A reinforcement learning package to determine computationally rational strategy of navigating Menu-Hotkey interfaces.
The package is intended to be used as a playground to test HCI models with general Reinforcement learning algorithms. Therefore, the package has been modularised into 4 main classes to quickly experiment with model definitions and user strategies.
Agent: Policy and decision making(Strategy)
Environment:
- defines Utility(Reward structure)
- Ecology (observation definition)
- Mechanism (Observation model,transition dynamics)
Learner: Learning algorithms
Experiment: Model training/testing and overall structure
Learning Algorithms:
A. Tabular model free methods (Discrete space):
- Q-learning
- SARSA
- N-step TD backup
- Eligibility traces with Q learning
B. Bayesian RL :
- Gaussian Process-SARSA (non-sparse version/computational constraints)
- Episodic GP-SARSA (sparsified dictionary/fast)
Original GP-TD algortithm discussed here: Engel et. Al, 2005, Reinforcement learning with Gaussian processes.

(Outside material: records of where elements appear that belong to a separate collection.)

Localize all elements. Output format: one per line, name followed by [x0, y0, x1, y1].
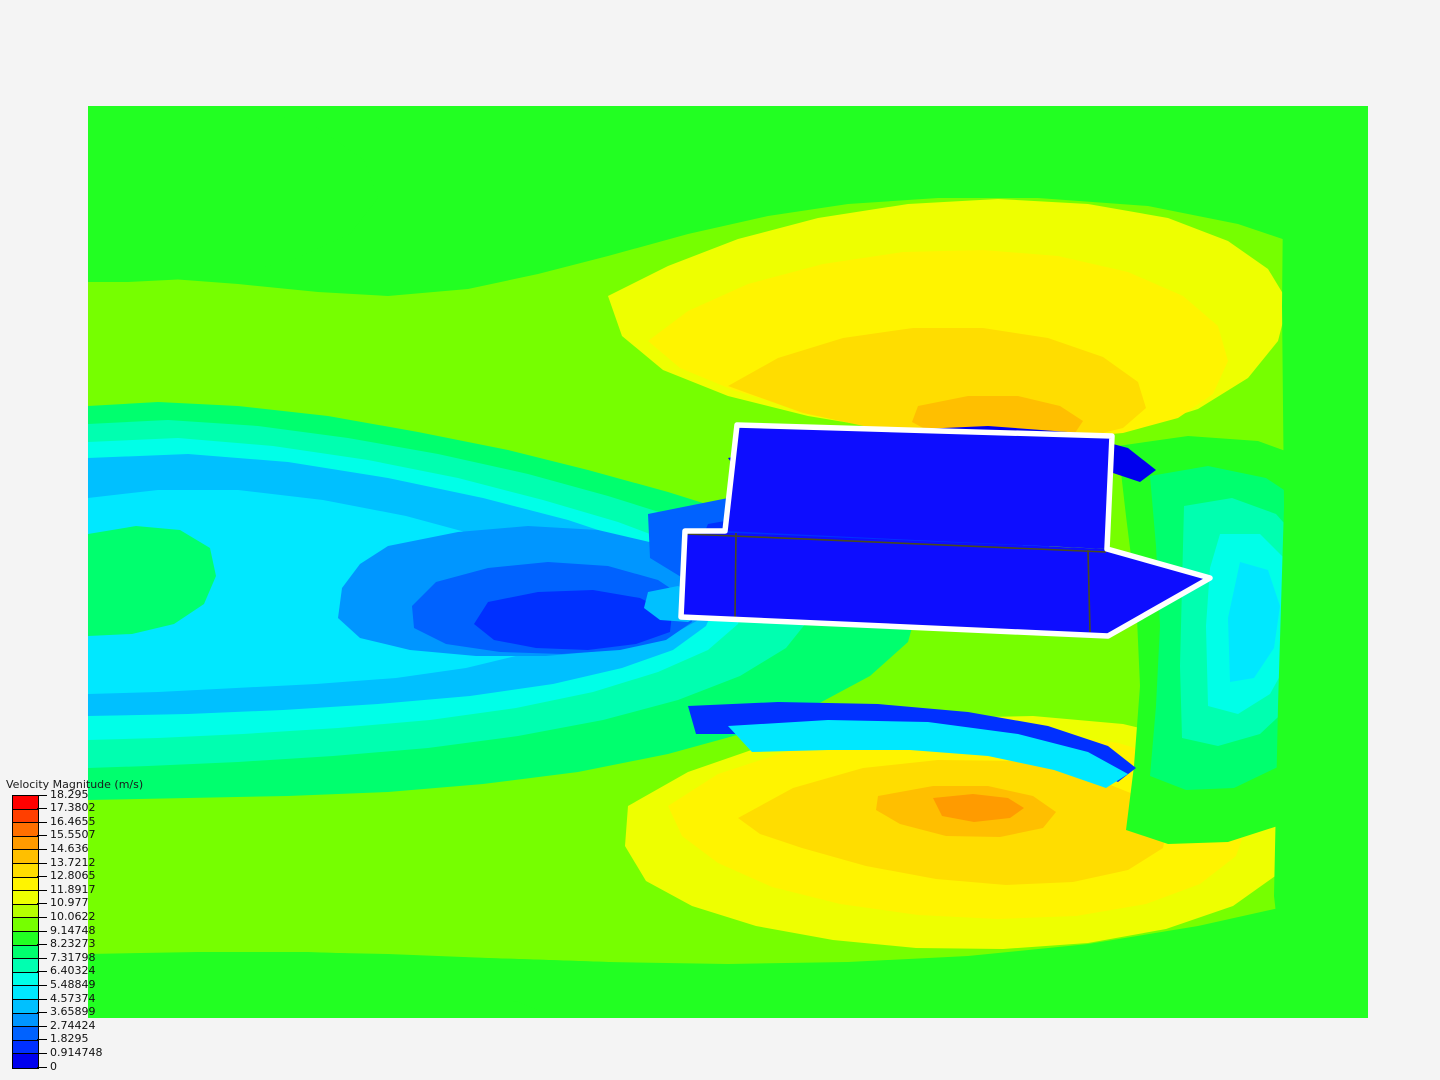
colorbar-band-4 — [13, 850, 38, 864]
colorbar-band-10 — [13, 931, 38, 946]
tick-label: 10.977 — [50, 896, 89, 910]
tick-label: 6.40324 — [50, 964, 96, 978]
colorbar-band-3 — [13, 836, 38, 851]
colorbar-band-11 — [13, 945, 38, 960]
tick-line-icon — [37, 998, 47, 1000]
tick-line-icon — [37, 862, 47, 864]
velocity-contour-plot — [88, 106, 1368, 1018]
colorbar-band-7 — [13, 891, 38, 905]
band-15.5-lower — [933, 794, 1024, 822]
legend-title: Velocity Magnitude (m/s) — [6, 778, 144, 791]
legend-body: 18.295 17.3802 16.4655 15.5507 14.636 13.7212… — [6, 789, 141, 1072]
tick-line-icon — [37, 903, 47, 905]
colorbar-band-16 — [13, 1013, 38, 1028]
tick-line-icon — [37, 1066, 47, 1068]
wake-left-green-pocket — [88, 526, 216, 636]
tick-line-icon — [37, 808, 47, 810]
tick-label: 18.295 — [50, 787, 89, 801]
tick-label: 7.31798 — [50, 950, 96, 964]
tick-line-icon — [37, 821, 47, 823]
contour-field-svg — [88, 106, 1368, 1018]
tick-line-icon — [37, 835, 47, 837]
right-edge-green-column — [1274, 106, 1368, 1018]
tick-line-icon — [37, 889, 47, 891]
hull-geometry — [678, 422, 1213, 639]
tick-label: 8.23273 — [50, 937, 96, 951]
tick-line-icon — [37, 848, 47, 850]
colorbar-band-17 — [13, 1027, 38, 1041]
hull-internal-line-bow-frame — [1087, 549, 1091, 633]
colorbar-band-6 — [13, 877, 38, 892]
colorbar-band-13 — [13, 972, 38, 987]
top-left-green-notch — [88, 106, 378, 282]
hull-outline — [678, 422, 1213, 639]
tick-label: 10.0622 — [50, 909, 96, 923]
hull-internal-line-transverse — [734, 532, 737, 619]
colorbar-band-0 — [13, 796, 38, 810]
colorbar-band-9 — [13, 918, 38, 932]
band-bow-skyblue — [1228, 562, 1280, 682]
colorbar-band-15 — [13, 999, 38, 1014]
colorbar-band-12 — [13, 959, 38, 973]
tick-line-icon — [37, 984, 47, 986]
tick-label: 12.8065 — [50, 869, 96, 883]
tick-line-icon — [37, 794, 47, 796]
colorbar-band-8 — [13, 904, 38, 919]
colorbar-band-18 — [13, 1040, 38, 1055]
legend-colorbar — [12, 795, 39, 1069]
wake-darkest-core — [474, 590, 672, 650]
tick-label: 13.7212 — [50, 855, 96, 869]
tick-label: 4.57374 — [50, 991, 96, 1005]
tick-label: 0 — [50, 1059, 57, 1073]
tick-line-icon — [37, 1025, 47, 1027]
tick-label: 11.8917 — [50, 882, 96, 896]
colorbar-band-5 — [13, 863, 38, 878]
tick-line-icon — [37, 930, 47, 932]
tick-label: 16.4655 — [50, 814, 96, 828]
colorbar-band-19 — [13, 1054, 38, 1068]
tick-label: 0.914748 — [50, 1045, 103, 1059]
hull-internal-line-longitudinal — [686, 533, 1107, 553]
tick-label: 2.74424 — [50, 1018, 96, 1032]
tick-line-icon — [37, 876, 47, 878]
tick-line-icon — [37, 957, 47, 959]
tick-line-icon — [37, 1012, 47, 1014]
tick-line-icon — [37, 944, 47, 946]
velocity-legend: Velocity Magnitude (m/s) 18.295 17.3802 16… — [6, 778, 144, 1072]
hull-lower-block-fill — [681, 531, 1210, 636]
tick-line-icon — [37, 1039, 47, 1041]
tick-line-icon — [37, 1052, 47, 1054]
colorbar-band-2 — [13, 823, 38, 837]
tick-label: 14.636 — [50, 841, 89, 855]
tick-label: 3.65899 — [50, 1005, 96, 1019]
colorbar-band-14 — [13, 986, 38, 1000]
tick-line-icon — [37, 916, 47, 918]
tick-label: 5.48849 — [50, 977, 96, 991]
tick-label: 1.8295 — [50, 1032, 89, 1046]
colorbar-band-1 — [13, 809, 38, 824]
bottom-left-green-wedge — [88, 982, 558, 1018]
under-hull-cyan-strip — [728, 720, 1128, 788]
tick-label: 17.3802 — [50, 801, 96, 815]
tick-label: 15.5507 — [50, 828, 96, 842]
tick-label: 9.14748 — [50, 923, 96, 937]
tick-line-icon — [37, 971, 47, 973]
hull-upper-block-fill — [725, 425, 1112, 549]
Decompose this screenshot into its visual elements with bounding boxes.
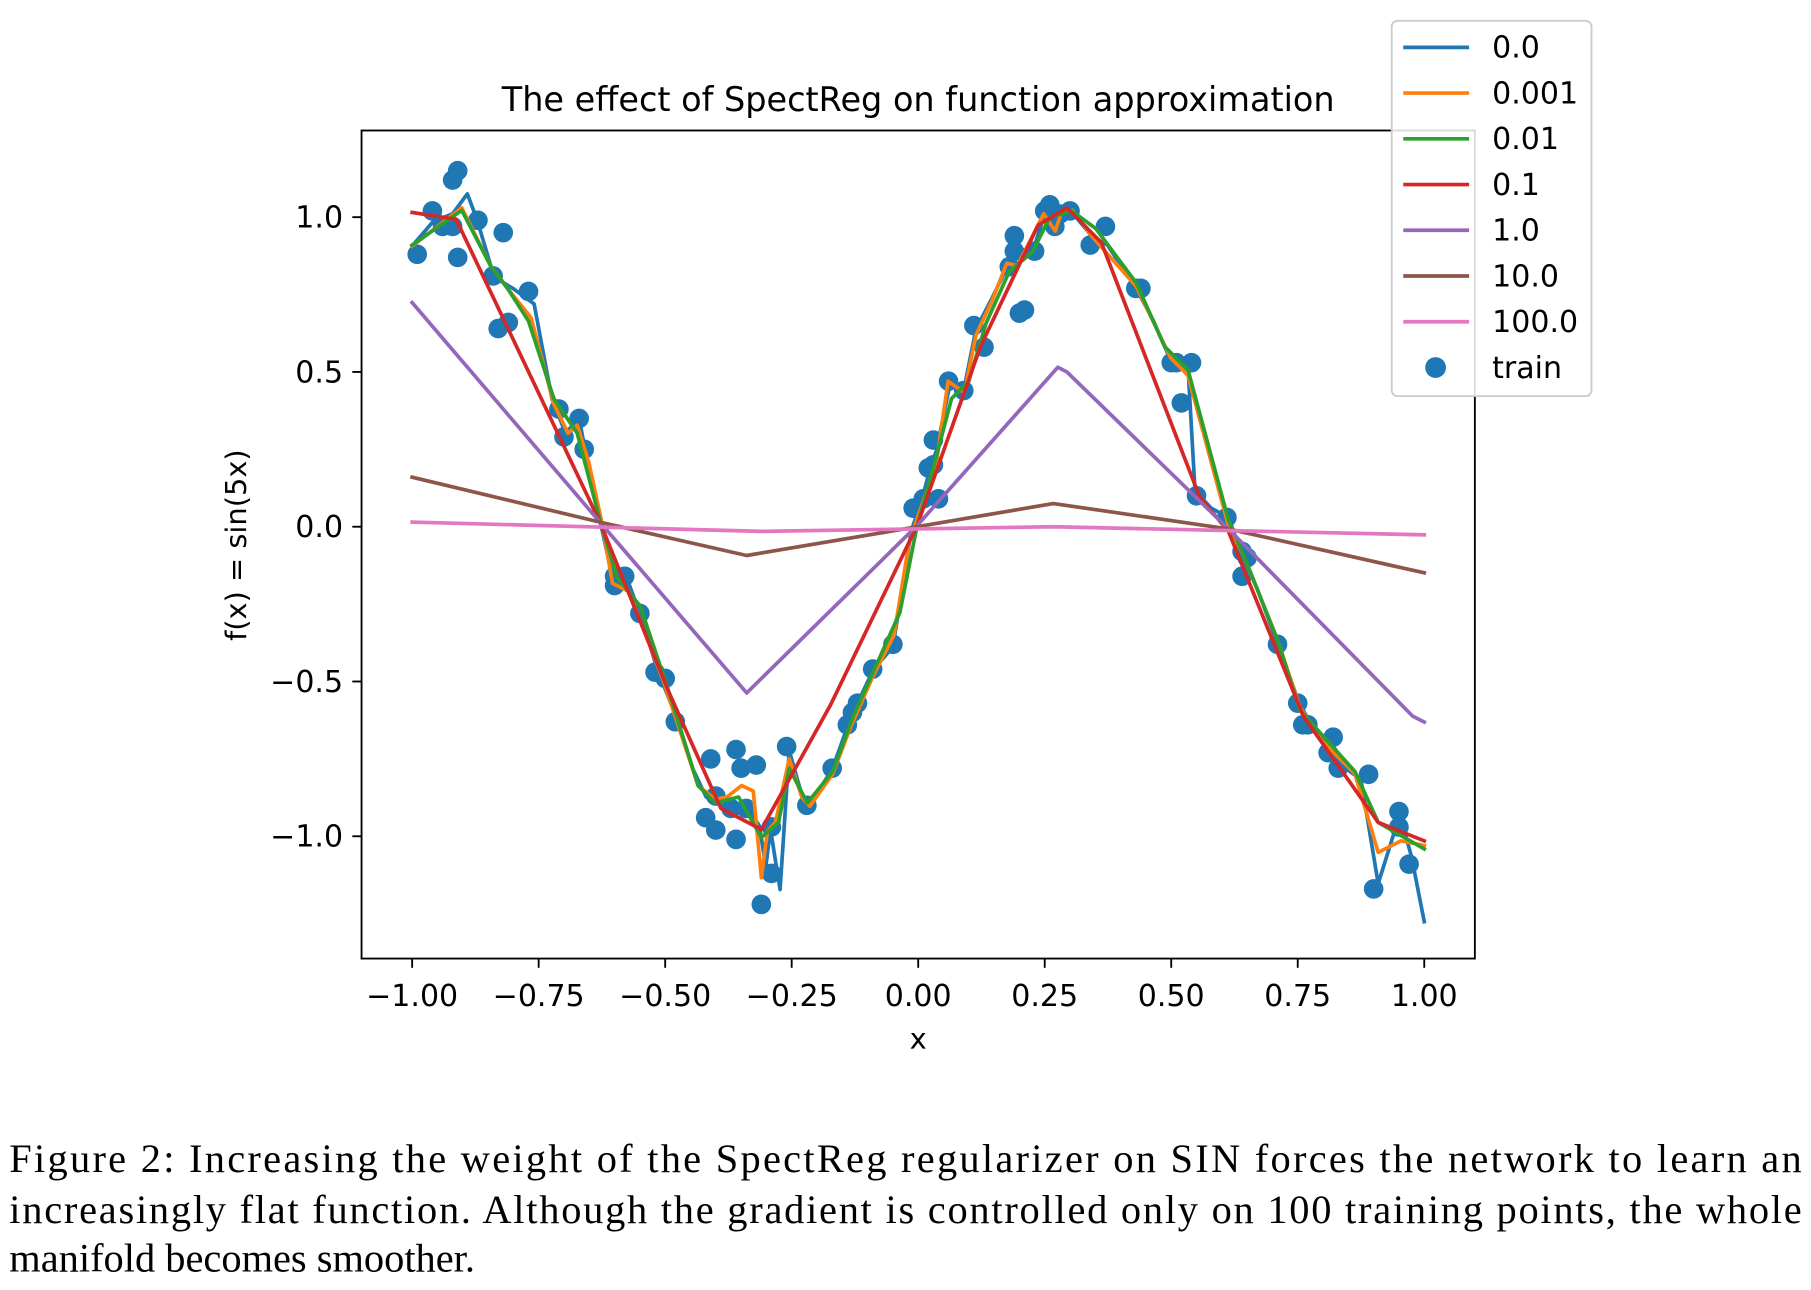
train-point — [493, 222, 514, 243]
x-tick-label: 0.50 — [1138, 979, 1205, 1014]
chart-title: The effect of SpectReg on function appro… — [501, 80, 1335, 119]
train-point — [731, 758, 751, 778]
x-axis-label: x — [910, 1022, 927, 1056]
legend-label: 10.0 — [1492, 259, 1559, 294]
x-tick-label: 0.75 — [1264, 979, 1331, 1014]
legend-label: 0.1 — [1492, 168, 1540, 203]
y-tick-label: 0.5 — [295, 355, 343, 390]
x-axis: −1.00 −0.75 −0.50 −0.25 0.00 0.25 0.50 0.75 1.00 — [366, 958, 1458, 1014]
train-point — [1004, 225, 1025, 246]
y-tick-label: 1.0 — [295, 201, 343, 236]
x-tick-label: 0.00 — [885, 979, 952, 1014]
series-line-0.1 — [410, 206, 1427, 844]
train-point — [447, 160, 468, 181]
legend-frame — [1390, 19, 1593, 398]
train-point — [705, 820, 726, 840]
legend-label: 0.001 — [1492, 76, 1578, 111]
x-tick-label: −0.50 — [619, 979, 711, 1014]
series-line-100.0 — [410, 520, 1427, 537]
x-tick-label: −1.00 — [366, 979, 458, 1014]
train-point — [407, 244, 428, 265]
x-tick-label: −0.25 — [746, 979, 838, 1014]
legend-entries: 0.0 0.001 0.01 0.1 1.0 10.0 100.0 train — [1403, 31, 1578, 386]
train-point — [447, 247, 468, 268]
train-point — [751, 894, 772, 915]
legend-label: 1.0 — [1492, 214, 1540, 249]
y-tick-label: −1.0 — [270, 820, 343, 855]
legend: 0.0 0.001 0.01 0.1 1.0 10.0 100.0 train — [1390, 19, 1593, 398]
legend-label: 0.0 — [1492, 31, 1540, 66]
y-axis: −1.0 −0.5 0.0 0.5 1.0 — [270, 201, 362, 855]
caption-line: Figure 2: Increasing the weight of the S… — [9, 1136, 1801, 1181]
train-point — [776, 736, 797, 757]
train-point — [1171, 393, 1192, 413]
legend-label: 100.0 — [1492, 305, 1578, 340]
train-point — [1014, 300, 1035, 320]
train-point — [1389, 801, 1409, 822]
y-tick-label: 0.0 — [295, 510, 343, 545]
caption-line: manifold becomes smoother. — [9, 1236, 475, 1281]
train-point — [746, 755, 767, 775]
train-point — [726, 829, 746, 850]
train-point — [700, 749, 721, 769]
legend-label: 0.01 — [1492, 122, 1559, 157]
caption-line: increasingly flat function. Although the… — [9, 1187, 1801, 1232]
legend-handle-train — [1425, 357, 1446, 378]
x-tick-label: 0.25 — [1011, 979, 1078, 1014]
x-tick-label: −0.75 — [493, 979, 585, 1014]
train-point — [1358, 764, 1379, 785]
lines-layer — [409, 192, 1427, 924]
train-point — [1095, 216, 1116, 237]
series-line-1.0 — [409, 299, 1427, 725]
legend-label: train — [1492, 351, 1562, 386]
x-tick-label: 1.00 — [1391, 979, 1458, 1014]
train-point — [726, 739, 746, 760]
y-tick-label: −0.5 — [270, 665, 343, 700]
y-axis-label: f(x) = sin(5x) — [219, 449, 253, 641]
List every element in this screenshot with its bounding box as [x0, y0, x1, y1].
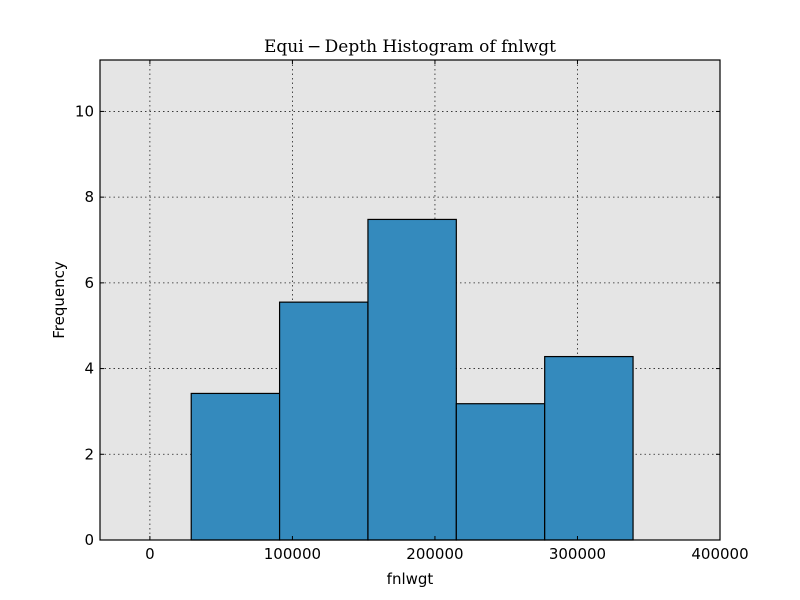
y-axis-label: Frequency [50, 261, 68, 339]
y-tick-label: 2 [84, 445, 94, 463]
y-tick-label: 10 [75, 102, 94, 120]
plot-frame [99, 59, 721, 541]
chart-title: Equi − Depth Histogram of fnlwgt [264, 37, 556, 57]
y-tick-label: 8 [84, 188, 94, 206]
x-axis-label: fnlwgt [387, 570, 434, 588]
x-tick-label: 100000 [264, 545, 321, 563]
histogram-bar [278, 301, 369, 541]
histogram-bar [190, 392, 281, 541]
y-tick-label: 6 [84, 274, 94, 292]
y-tick-label: 0 [84, 531, 94, 549]
axis-ticks: 0 100000 200000 300000 400000 0 2 4 6 8 10 [75, 60, 749, 563]
x-tick-label: 300000 [549, 545, 606, 563]
histogram-bar [367, 218, 457, 541]
histogram-bar [455, 403, 546, 541]
y-tick-label: 4 [84, 360, 94, 378]
x-tick-label: 200000 [406, 545, 463, 563]
x-tick-label: 0 [145, 545, 155, 563]
bars [190, 218, 634, 541]
x-tick-label: 400000 [691, 545, 748, 563]
histogram-bar [544, 355, 634, 541]
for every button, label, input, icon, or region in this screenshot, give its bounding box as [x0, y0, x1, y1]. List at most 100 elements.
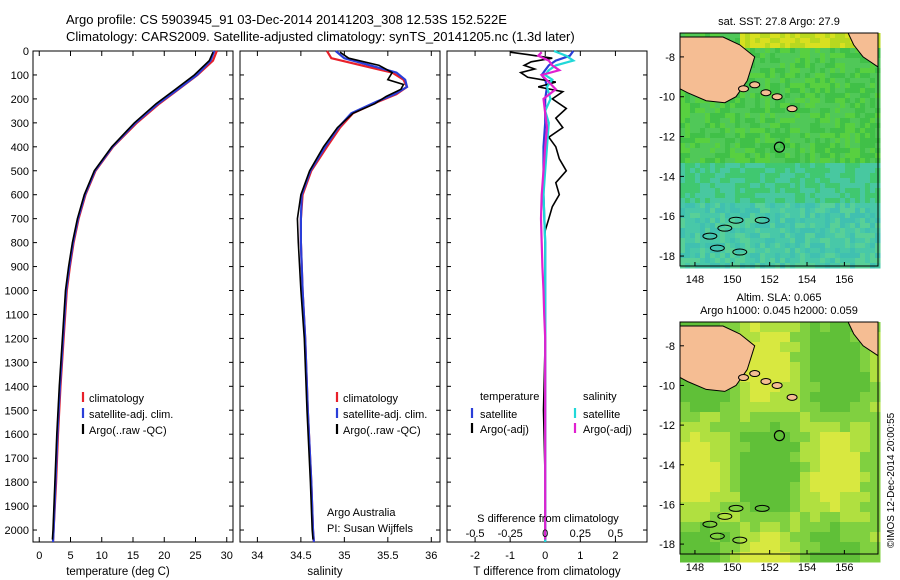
- map-cell: [815, 108, 821, 114]
- map-cell: [780, 392, 791, 403]
- map-cell: [680, 33, 686, 39]
- map-cell: [850, 432, 861, 443]
- map-cell: [685, 238, 691, 244]
- map-cell: [755, 148, 761, 154]
- map-cell: [700, 153, 706, 159]
- map-cell: [785, 168, 791, 174]
- map-cell: [870, 462, 881, 473]
- map-cell: [720, 168, 726, 174]
- map-cell: [785, 133, 791, 139]
- map-cell: [810, 88, 816, 94]
- map-cell: [815, 233, 821, 239]
- map-cell: [780, 233, 786, 239]
- map-cell: [860, 133, 866, 139]
- series-line-salinity-argo-adj-: [536, 51, 562, 540]
- map-cell: [695, 203, 701, 209]
- map-cell: [750, 322, 761, 333]
- map-cell: [830, 542, 841, 553]
- x-tick-label: 25: [189, 550, 201, 562]
- map-cell: [790, 482, 801, 493]
- map-cell: [710, 208, 716, 214]
- map-cell: [695, 153, 701, 159]
- map-cell: [725, 193, 731, 199]
- map-cell: [715, 33, 721, 39]
- map-cell: [835, 38, 841, 44]
- map-cell: [695, 198, 701, 204]
- map-cell: [850, 113, 856, 119]
- map-cell: [810, 362, 821, 373]
- map-cell: [760, 422, 771, 433]
- map-cell: [775, 168, 781, 174]
- map-cell: [790, 58, 796, 64]
- map-cell: [840, 258, 846, 264]
- map-cell: [800, 482, 811, 493]
- map-cell: [710, 203, 716, 209]
- map-cell: [740, 188, 746, 194]
- map-cell: [720, 412, 731, 423]
- map-cell: [680, 143, 686, 149]
- map-cell: [730, 248, 736, 254]
- reef-outline: [728, 216, 744, 224]
- map-cell: [715, 203, 721, 209]
- reef-outline: [709, 244, 725, 252]
- map-cell: [755, 143, 761, 149]
- map-cell: [780, 153, 786, 159]
- map-cell: [810, 38, 816, 44]
- map-cell: [730, 193, 736, 199]
- map-cell: [850, 48, 856, 54]
- map-cell: [690, 238, 696, 244]
- map-cell: [765, 158, 771, 164]
- map-cell: [785, 153, 791, 159]
- map-cell: [770, 128, 776, 134]
- map-cell: [825, 173, 831, 179]
- map-cell: [820, 502, 831, 513]
- y-tick-label: 1600: [5, 429, 29, 441]
- map-cell: [840, 38, 846, 44]
- map-cell: [850, 73, 856, 79]
- map-cell: [735, 218, 741, 224]
- map-cell: [730, 133, 736, 139]
- map-cell: [830, 188, 836, 194]
- map-cell: [810, 93, 816, 99]
- map-cell: [820, 198, 826, 204]
- series-line-salinity-satellite: [542, 49, 576, 542]
- map-cell: [730, 492, 741, 503]
- map-cell: [740, 128, 746, 134]
- map-cell: [830, 63, 836, 69]
- map-cell: [750, 253, 756, 259]
- map-cell: [680, 462, 691, 473]
- reef-outline: [754, 216, 770, 224]
- map-cell: [770, 522, 781, 533]
- map-cell: [840, 108, 846, 114]
- map-cell: [830, 33, 836, 39]
- map-cell: [780, 143, 786, 149]
- map-cell: [710, 492, 721, 503]
- map-cell: [860, 143, 866, 149]
- map-cell: [790, 163, 796, 169]
- map-cell: [800, 173, 806, 179]
- map-cell: [710, 108, 716, 114]
- map-cell: [690, 442, 701, 453]
- map-cell: [740, 203, 746, 209]
- map-cell: [815, 58, 821, 64]
- map-cell: [740, 168, 746, 174]
- map-cell: [745, 198, 751, 204]
- map-cell: [750, 223, 756, 229]
- map-cell: [790, 153, 796, 159]
- map-cell: [790, 83, 796, 89]
- map-cell: [690, 522, 701, 533]
- map-cell: [760, 163, 766, 169]
- map-cell: [805, 188, 811, 194]
- map-cell: [725, 163, 731, 169]
- map-cell: [705, 33, 711, 39]
- map-cell: [825, 218, 831, 224]
- map-cell: [810, 68, 816, 74]
- map-cell: [775, 173, 781, 179]
- x-tick-label: 152: [760, 274, 778, 286]
- map-cell: [685, 148, 691, 154]
- map-cell: [810, 432, 821, 443]
- map-cell: [840, 193, 846, 199]
- map-cell: [845, 73, 851, 79]
- map-cell: [790, 53, 796, 59]
- map-cell: [795, 83, 801, 89]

Episodic GP-SARSA for dialogue managers: Gasic et al, Gaussian processes for POMDP-based dialogue manager optimisation
Policy(Agent):
- Epsilon-greedy Exploration
- Softmax
- Covariance based Exploration for Gaussian Process( Active learning)
- Stochastic exploration for Gaussian Process
Sample Environment: A sample continuous maze type environement is provided to test new implemented RL algorithms where the goal is to navigate a maze with obstacles to reach goal position. THe envionment can be used as a testing playground.
To test a new HCI model with the above RL algorithms and policies, we can get started in a few lines of code. Modify the proposed reward structure, transiton model and episode terminal conditon in the Environment Class functions. Then simply import the required policy,learner as below:
env = Environment()
learner = GP_SARSA()
agent = Agent(env,learner)
while(TerminalCondition!=True):
action=agent.getAction(state)
reward=env.getReward(state,action)
next_State=env.transition(state, action)
learner.learn(state,action,reward,next_State)
4 sample experiments have been demonstrated in the Experiment directory detailing the above.
Further updates:
- Adding multi kernel support from Gaussian process library Gpy library
- Implementation of Deep-Q with PO-MDP model